La cosa divertente è che le persone che si lamentano di un articolo di giornale dicendo che in Italia c’è poca libertà di stampa (come certificato da una classifica che è tutt’altro che oggettiva) non sanno che queste classifiche non giudicano solo la qualità dell’informazione giornalistica ma anche, strano a dirsi, la libertà che godono i giornalisti di un certo paese. Ma non è tutto. I criteri con cui vengono assegnati i punteggi sono squisitamente soggettivi perché RSF si affida al giudizio di alcuni selezionati contatti locali che hanno il compito di giudicare il grado di libertà nei seguenti ambiti: pluralismo, indipendenza dei media, contesto e autocensura, legislatura, trasparenza e infrastrutture. Questo significa che a parità di punteggio su un dato argomento lo stesso voto non abbia lo stesso valore in Argentina e in Romania. Dal punto di vista assoluto un 3 dato in Argentina equivale ad un 3 dato in Italia, ma al punto di vista oggettivo dal momento che chi giudica potrebbe non usare lo stesso metro di giudizio ed essere influenzato da fattori locali differenti i due voti non hanno lo stesso valore. Questo spiega il motivo per cui certi paesi (il Burkina Faso, la Moldavia o il Salvador) nonostante la loro situazione politica complicata possano essere più su nella classifica rispetto all’Italia. C’è inoltre da considerare che a giudicare il livello della libertà sono i giornalisti stessi (non è noto quali siano), quindi quando ci si lamenta della poca libertà di stampa o del fatto che siamo “in fondo alla classifica” bisognerebbe chiedere conto a chi collabora con RFS di rendere noti i suoi ragionamenti. Oltre ai fattori qualitativi ci sono anche quelli quantitativi, che sono decisamente più interessanti, si tratta dei casi di omicidio, arresto e intimidazioni ai danni dei giornalisti, ivi comprese le aggressioni e le querele per diffamazione.

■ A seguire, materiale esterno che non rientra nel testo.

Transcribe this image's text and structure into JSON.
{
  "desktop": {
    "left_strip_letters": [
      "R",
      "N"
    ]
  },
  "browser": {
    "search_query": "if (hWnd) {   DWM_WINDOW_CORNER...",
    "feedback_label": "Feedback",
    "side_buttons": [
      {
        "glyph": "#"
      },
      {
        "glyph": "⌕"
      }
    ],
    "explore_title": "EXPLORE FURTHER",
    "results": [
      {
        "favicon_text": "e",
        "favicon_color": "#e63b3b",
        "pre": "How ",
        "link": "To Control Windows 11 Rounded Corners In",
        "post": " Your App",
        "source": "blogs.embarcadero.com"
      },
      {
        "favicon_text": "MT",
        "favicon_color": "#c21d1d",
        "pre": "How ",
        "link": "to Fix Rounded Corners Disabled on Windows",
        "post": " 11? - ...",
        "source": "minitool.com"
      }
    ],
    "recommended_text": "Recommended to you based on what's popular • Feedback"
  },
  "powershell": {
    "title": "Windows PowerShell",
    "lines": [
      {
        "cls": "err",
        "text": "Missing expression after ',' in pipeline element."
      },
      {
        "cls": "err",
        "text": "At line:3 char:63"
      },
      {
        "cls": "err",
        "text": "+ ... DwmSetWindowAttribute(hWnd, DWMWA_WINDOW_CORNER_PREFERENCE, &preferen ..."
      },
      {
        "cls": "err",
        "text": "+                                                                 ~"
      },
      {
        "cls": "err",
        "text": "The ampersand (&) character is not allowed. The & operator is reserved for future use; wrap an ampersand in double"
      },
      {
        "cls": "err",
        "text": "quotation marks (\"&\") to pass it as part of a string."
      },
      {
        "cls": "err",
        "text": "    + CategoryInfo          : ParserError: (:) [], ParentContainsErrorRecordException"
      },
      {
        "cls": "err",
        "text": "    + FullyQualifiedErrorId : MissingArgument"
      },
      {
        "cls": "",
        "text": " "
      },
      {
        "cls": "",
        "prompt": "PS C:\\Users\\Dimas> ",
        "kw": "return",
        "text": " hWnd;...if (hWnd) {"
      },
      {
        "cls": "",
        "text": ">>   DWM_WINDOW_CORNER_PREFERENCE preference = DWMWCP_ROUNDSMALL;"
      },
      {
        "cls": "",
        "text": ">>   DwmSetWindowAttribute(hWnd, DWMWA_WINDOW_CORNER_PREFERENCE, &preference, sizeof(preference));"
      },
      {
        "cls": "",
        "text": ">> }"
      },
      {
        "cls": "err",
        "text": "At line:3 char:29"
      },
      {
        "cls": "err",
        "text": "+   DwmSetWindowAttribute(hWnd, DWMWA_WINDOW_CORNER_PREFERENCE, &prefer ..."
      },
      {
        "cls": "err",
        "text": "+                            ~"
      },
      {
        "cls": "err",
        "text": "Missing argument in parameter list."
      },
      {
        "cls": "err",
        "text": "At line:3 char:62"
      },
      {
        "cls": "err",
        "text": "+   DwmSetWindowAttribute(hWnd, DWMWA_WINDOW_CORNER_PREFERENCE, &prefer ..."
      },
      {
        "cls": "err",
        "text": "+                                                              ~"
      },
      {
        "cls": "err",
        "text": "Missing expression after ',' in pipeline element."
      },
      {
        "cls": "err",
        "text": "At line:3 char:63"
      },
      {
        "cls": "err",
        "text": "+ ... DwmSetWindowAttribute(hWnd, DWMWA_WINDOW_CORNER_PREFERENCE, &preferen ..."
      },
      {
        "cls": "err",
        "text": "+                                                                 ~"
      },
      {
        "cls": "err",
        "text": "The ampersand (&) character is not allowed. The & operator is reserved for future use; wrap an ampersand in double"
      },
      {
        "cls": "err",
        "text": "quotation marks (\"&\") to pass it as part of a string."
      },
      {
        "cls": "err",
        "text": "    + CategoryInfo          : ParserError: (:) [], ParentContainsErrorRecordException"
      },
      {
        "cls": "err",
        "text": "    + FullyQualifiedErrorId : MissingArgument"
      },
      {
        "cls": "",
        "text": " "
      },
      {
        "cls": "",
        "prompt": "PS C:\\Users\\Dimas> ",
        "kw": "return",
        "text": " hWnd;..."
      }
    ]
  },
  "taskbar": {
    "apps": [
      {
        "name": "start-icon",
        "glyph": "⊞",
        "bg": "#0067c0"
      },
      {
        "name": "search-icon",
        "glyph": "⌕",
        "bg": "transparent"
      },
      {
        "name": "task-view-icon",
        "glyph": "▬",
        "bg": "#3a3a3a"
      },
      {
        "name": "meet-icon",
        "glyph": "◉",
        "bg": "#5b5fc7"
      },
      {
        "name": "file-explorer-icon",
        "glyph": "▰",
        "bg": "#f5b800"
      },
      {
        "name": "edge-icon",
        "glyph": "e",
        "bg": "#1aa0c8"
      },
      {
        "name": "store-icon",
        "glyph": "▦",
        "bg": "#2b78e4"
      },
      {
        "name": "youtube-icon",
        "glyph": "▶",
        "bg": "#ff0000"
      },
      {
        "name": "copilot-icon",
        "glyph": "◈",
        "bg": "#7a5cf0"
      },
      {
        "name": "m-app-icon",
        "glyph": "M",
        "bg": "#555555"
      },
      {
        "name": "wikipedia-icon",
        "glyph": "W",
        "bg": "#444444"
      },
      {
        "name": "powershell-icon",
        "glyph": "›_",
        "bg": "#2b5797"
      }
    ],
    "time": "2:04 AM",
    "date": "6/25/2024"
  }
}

Le cause per diffamazione a pene di segugio

Naturalmente anche qui non tutto ha lo stesso peso, un omicidio è più grave di una causa di diffamazione. Ciò non toglie che nel nostro paese, giusto per parlare di libertà di stampa, la querela per diffamazione ai danni dei giornalisti sia una delle armi più usate – da politici e non – per mettere a tacere una voce scomoda. Ricordiamo, giusto per citarne una, la causa intentata da Matteo Salvini (che pure è giornalista) contro il collega del Fatto Davide Vecchi, “colpevole” di aver scritto che il Capitano della Lega non ha mai lavorato un giorno in vita sua. Il giudice ha poi dato ragione a Vecchi e torto a Salvini dal momento che non risulta abbia mai svolto un’attività lavorativa al di fuori dell’ambito politico. Ma volendo c’è anche la querela di Bertone a Repubblica, quella del Comune di Napoli a Massimo Giletti, quella di Massimo Ferrero a Mario Giordano fino alla spassosa querela di Fedez ai danni di Filippo Facci per arrivare a quella che è l’esempio del rapporto sbagliato della politica con il giornalismo in Italia: la querela di Berlusconi all’Economist e all’Espresso per quella prima pagina “Why Berlusconi is unfit to lead Italy“. Per inciso, Berlusconi ha perso.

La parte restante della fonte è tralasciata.